Liz and Michael have constructed a 16-day itinerary that will arc through Romania in June 2020. We’ll start with two nights in Bucharest then fly to Cluj where we meet our bus and guide and drive north across the mountains to Maramures in Romania’s far north. We stay in traditional timber houses that have been transplanted to a grassy meadow, ringed by fences made from plaited willows in the shadow of a mountain known as the cock’s comb. We’re at the heart of a region famous for its timber churches, several of them on UNESCO’s World Heritage list.
We’ll travel east towards Moldova to explore the painted monasteries of Bucovina then cross the Carpathian Mountains into Transylvania to experience the villages and fortified churches built by Saxons and Szeklers, each with their own distinct traditions, beliefs and architecture.
The landscape and culture of rural Romania come from another time. In spring the fields are covered with wildflowers that have largely disappeared from other parts of Europe. It’s not uncommon to see houses with a well in their front garden, village water mills are still used to grind grain and horse-drawn wagons still do much of the heavy lifting in the agricultural sector. It is this landscape and this culture that are the focus of our tour.

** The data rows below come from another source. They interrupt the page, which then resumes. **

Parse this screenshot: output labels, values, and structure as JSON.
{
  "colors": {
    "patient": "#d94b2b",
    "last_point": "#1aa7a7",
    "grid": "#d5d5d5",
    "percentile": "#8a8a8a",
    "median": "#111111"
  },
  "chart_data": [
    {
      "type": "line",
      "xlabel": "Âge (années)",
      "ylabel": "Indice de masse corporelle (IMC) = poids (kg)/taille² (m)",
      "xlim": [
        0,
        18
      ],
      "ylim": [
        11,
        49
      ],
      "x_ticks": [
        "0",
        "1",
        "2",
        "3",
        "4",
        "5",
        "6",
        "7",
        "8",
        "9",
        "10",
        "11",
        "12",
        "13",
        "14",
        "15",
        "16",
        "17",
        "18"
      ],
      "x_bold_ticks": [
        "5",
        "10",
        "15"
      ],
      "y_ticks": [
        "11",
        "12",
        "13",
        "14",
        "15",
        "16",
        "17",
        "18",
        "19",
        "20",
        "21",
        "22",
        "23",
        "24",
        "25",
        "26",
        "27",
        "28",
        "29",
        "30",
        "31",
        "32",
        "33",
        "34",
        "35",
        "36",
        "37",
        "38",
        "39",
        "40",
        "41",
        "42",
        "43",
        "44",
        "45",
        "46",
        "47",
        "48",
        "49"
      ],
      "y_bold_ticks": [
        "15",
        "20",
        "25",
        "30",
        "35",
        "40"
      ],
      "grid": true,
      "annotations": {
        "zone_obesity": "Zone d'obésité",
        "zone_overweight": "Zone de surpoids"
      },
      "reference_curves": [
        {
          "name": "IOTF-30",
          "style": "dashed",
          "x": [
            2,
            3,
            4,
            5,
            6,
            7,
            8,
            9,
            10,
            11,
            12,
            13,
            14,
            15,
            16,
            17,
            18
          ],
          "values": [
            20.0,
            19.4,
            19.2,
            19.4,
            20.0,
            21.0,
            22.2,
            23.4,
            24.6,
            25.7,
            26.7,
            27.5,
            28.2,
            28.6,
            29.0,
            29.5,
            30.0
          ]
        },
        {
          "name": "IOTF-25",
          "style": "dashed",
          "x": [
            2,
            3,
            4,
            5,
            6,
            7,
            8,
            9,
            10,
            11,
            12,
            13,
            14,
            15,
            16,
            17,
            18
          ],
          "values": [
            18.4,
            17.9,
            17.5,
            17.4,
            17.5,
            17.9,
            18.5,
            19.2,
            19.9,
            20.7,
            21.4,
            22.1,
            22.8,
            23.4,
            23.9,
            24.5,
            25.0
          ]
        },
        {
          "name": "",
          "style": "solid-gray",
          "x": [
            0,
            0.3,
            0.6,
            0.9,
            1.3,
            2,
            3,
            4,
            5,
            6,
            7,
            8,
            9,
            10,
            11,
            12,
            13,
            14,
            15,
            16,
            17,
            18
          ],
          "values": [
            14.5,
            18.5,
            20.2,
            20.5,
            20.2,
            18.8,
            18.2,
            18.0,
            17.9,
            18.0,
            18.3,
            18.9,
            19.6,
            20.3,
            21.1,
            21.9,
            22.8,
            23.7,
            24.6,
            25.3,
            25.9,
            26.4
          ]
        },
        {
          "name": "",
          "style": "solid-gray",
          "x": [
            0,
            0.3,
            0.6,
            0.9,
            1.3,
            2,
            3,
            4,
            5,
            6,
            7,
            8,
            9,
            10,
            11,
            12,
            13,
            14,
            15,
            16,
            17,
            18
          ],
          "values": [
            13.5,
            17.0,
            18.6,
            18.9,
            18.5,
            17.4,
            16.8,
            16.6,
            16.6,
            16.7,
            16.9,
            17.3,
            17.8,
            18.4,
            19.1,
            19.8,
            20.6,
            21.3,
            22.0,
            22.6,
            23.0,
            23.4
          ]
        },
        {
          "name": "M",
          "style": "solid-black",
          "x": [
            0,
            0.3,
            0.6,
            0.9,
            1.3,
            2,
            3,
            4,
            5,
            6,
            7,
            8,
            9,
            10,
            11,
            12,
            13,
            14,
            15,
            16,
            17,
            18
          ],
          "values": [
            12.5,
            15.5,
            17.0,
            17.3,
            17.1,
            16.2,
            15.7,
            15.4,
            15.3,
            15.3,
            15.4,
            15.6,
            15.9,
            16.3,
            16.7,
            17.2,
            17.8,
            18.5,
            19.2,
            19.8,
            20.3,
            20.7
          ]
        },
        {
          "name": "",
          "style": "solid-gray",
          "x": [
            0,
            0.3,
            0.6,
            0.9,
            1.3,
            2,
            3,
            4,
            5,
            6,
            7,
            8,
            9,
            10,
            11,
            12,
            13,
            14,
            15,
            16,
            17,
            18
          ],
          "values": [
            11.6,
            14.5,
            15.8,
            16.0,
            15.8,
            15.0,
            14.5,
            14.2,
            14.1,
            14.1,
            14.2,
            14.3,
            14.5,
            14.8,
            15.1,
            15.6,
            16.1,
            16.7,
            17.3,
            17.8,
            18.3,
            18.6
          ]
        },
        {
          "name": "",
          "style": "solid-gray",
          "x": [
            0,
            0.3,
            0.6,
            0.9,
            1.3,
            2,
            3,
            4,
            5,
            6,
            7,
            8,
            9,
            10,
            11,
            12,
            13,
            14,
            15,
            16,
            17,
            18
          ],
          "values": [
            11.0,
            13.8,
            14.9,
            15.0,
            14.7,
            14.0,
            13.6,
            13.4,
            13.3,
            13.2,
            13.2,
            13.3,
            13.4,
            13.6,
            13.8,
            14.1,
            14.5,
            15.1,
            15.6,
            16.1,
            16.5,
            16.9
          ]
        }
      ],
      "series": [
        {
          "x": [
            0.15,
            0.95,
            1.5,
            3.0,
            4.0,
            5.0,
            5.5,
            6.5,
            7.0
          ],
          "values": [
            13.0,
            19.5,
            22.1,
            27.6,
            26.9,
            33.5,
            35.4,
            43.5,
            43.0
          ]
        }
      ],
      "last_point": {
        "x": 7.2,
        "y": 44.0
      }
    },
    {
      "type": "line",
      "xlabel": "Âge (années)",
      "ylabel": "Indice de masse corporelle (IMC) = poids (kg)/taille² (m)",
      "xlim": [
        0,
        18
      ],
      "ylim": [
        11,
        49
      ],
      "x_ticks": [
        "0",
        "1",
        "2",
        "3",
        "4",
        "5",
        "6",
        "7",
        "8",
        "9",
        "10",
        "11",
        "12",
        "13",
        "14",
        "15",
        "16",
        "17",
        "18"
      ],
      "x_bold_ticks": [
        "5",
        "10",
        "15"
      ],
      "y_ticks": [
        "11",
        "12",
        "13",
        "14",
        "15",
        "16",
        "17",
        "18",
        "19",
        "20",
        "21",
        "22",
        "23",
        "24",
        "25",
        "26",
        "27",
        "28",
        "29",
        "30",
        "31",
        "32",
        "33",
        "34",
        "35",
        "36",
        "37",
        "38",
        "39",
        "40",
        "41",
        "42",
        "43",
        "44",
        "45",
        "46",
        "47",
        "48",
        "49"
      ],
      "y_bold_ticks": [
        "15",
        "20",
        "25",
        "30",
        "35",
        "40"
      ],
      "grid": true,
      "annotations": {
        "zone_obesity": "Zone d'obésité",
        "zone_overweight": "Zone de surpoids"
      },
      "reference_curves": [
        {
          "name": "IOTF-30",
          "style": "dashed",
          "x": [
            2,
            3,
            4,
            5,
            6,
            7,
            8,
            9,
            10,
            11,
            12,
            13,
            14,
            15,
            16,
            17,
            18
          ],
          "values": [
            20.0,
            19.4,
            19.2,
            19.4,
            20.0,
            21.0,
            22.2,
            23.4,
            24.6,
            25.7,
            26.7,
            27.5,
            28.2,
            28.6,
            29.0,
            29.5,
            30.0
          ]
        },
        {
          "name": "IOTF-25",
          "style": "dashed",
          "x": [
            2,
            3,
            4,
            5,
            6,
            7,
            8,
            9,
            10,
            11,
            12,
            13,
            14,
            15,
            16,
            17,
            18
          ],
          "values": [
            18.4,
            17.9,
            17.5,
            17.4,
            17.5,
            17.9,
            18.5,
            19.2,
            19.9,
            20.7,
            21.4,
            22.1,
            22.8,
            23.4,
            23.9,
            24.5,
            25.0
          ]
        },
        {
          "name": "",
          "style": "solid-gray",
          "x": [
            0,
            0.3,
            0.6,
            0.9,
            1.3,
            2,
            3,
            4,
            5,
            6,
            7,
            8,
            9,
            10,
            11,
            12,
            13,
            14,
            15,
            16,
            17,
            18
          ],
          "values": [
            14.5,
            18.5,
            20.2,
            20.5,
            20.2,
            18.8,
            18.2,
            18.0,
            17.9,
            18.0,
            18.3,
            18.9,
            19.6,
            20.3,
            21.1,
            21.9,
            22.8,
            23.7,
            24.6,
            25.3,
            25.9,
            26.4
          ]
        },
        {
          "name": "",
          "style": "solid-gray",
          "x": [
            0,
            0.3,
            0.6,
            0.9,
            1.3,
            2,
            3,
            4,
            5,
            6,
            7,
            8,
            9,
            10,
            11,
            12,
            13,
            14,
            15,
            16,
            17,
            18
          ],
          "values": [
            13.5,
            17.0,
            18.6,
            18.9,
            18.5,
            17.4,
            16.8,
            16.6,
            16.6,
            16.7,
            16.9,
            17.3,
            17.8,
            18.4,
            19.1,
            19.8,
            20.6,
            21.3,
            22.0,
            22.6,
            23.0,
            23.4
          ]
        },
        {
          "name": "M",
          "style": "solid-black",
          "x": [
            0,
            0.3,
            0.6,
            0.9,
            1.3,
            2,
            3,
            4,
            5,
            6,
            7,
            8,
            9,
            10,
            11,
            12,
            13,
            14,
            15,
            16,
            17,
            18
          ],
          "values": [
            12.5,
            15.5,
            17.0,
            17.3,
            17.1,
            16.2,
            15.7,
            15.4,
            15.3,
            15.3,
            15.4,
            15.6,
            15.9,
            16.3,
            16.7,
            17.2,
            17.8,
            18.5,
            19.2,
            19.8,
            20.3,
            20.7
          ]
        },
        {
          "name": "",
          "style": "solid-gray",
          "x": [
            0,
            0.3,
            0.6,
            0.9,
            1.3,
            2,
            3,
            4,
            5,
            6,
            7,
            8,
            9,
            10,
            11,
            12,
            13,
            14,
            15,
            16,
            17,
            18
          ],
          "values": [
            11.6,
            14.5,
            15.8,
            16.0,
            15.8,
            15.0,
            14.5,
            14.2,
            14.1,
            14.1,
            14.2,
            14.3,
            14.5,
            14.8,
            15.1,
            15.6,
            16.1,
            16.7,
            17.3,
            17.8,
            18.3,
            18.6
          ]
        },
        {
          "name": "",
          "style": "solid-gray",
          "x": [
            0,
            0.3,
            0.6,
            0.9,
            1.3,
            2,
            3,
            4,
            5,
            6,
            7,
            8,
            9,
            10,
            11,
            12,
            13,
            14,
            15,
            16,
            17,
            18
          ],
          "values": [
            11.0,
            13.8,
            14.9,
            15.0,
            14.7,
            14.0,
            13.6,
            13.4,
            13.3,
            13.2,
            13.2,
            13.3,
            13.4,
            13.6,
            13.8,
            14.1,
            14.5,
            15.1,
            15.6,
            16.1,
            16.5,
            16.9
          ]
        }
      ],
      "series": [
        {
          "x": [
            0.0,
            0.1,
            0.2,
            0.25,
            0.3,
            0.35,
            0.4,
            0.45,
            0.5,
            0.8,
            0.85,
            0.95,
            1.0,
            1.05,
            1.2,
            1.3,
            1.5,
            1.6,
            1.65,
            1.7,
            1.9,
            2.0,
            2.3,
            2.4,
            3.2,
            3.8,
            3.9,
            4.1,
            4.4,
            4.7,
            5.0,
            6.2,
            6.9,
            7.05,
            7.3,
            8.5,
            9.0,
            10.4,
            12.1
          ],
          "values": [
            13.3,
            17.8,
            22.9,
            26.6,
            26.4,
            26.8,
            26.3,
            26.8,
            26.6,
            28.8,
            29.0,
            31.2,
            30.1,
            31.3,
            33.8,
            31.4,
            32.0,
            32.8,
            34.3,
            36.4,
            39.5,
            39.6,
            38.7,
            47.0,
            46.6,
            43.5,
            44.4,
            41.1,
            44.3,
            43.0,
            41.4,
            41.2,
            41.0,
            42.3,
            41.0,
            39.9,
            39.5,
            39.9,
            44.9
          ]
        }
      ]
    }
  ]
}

Romania is still throwing off the yoke of a long and difficult communist dictatorship and its tourism industry is in its infancy. From our own experience, as a broad generalisation, Romanian people are incredibly welcoming to those genuinely interested in their culture, they’re warm and convivial and English is quite widely spoken.
Our accommodation is mostly in village guesthouses. It’s simple but comfortable and full of charm and you’ll always have an en-suite bathroom. There are some steep staircases but if this is challenging we’ll do our best to make sure you’re accommodated on the ground floor.
Some of these small hotels and pensions have only a small number of rooms and we are not able to accommodate single guests who prefer their own room. However those who are prepared to share a room with a like-minded traveller of the same sex are more than welcome, and we can help you find a suitable roommate.
We’ll travel in comfort, in a modern, air-conditioned vehicle, dine on traditional recipes that come straight from the village kitchen in many cases, and the fresh local produce is a highlight. Romanian wine is excellent.
Recommended Reading :
Along the Enchanted Way When William Blacker first crossed the snow-bound passes of northern Romania, he stumbled upon an almost medieval world.
The Appointment by Herta Muller ‘I’ve been summoned, Thursday, ten sharp.’ So begins one day in the life of a young clothing-factory worker during Ceausescu’s totalitarian regime.
A Concise History of Romania by Keith Hitchins Spanning a period of 2000 years from the Roman conquest of Dacia to the present day
The Balkan Trilogies by Olivia Manning At the heart of the trilogy are newlyweds Guy and Harriet Pringle, who arrive in Bucharest—the so-called Paris of the East—in the autumn of 1939.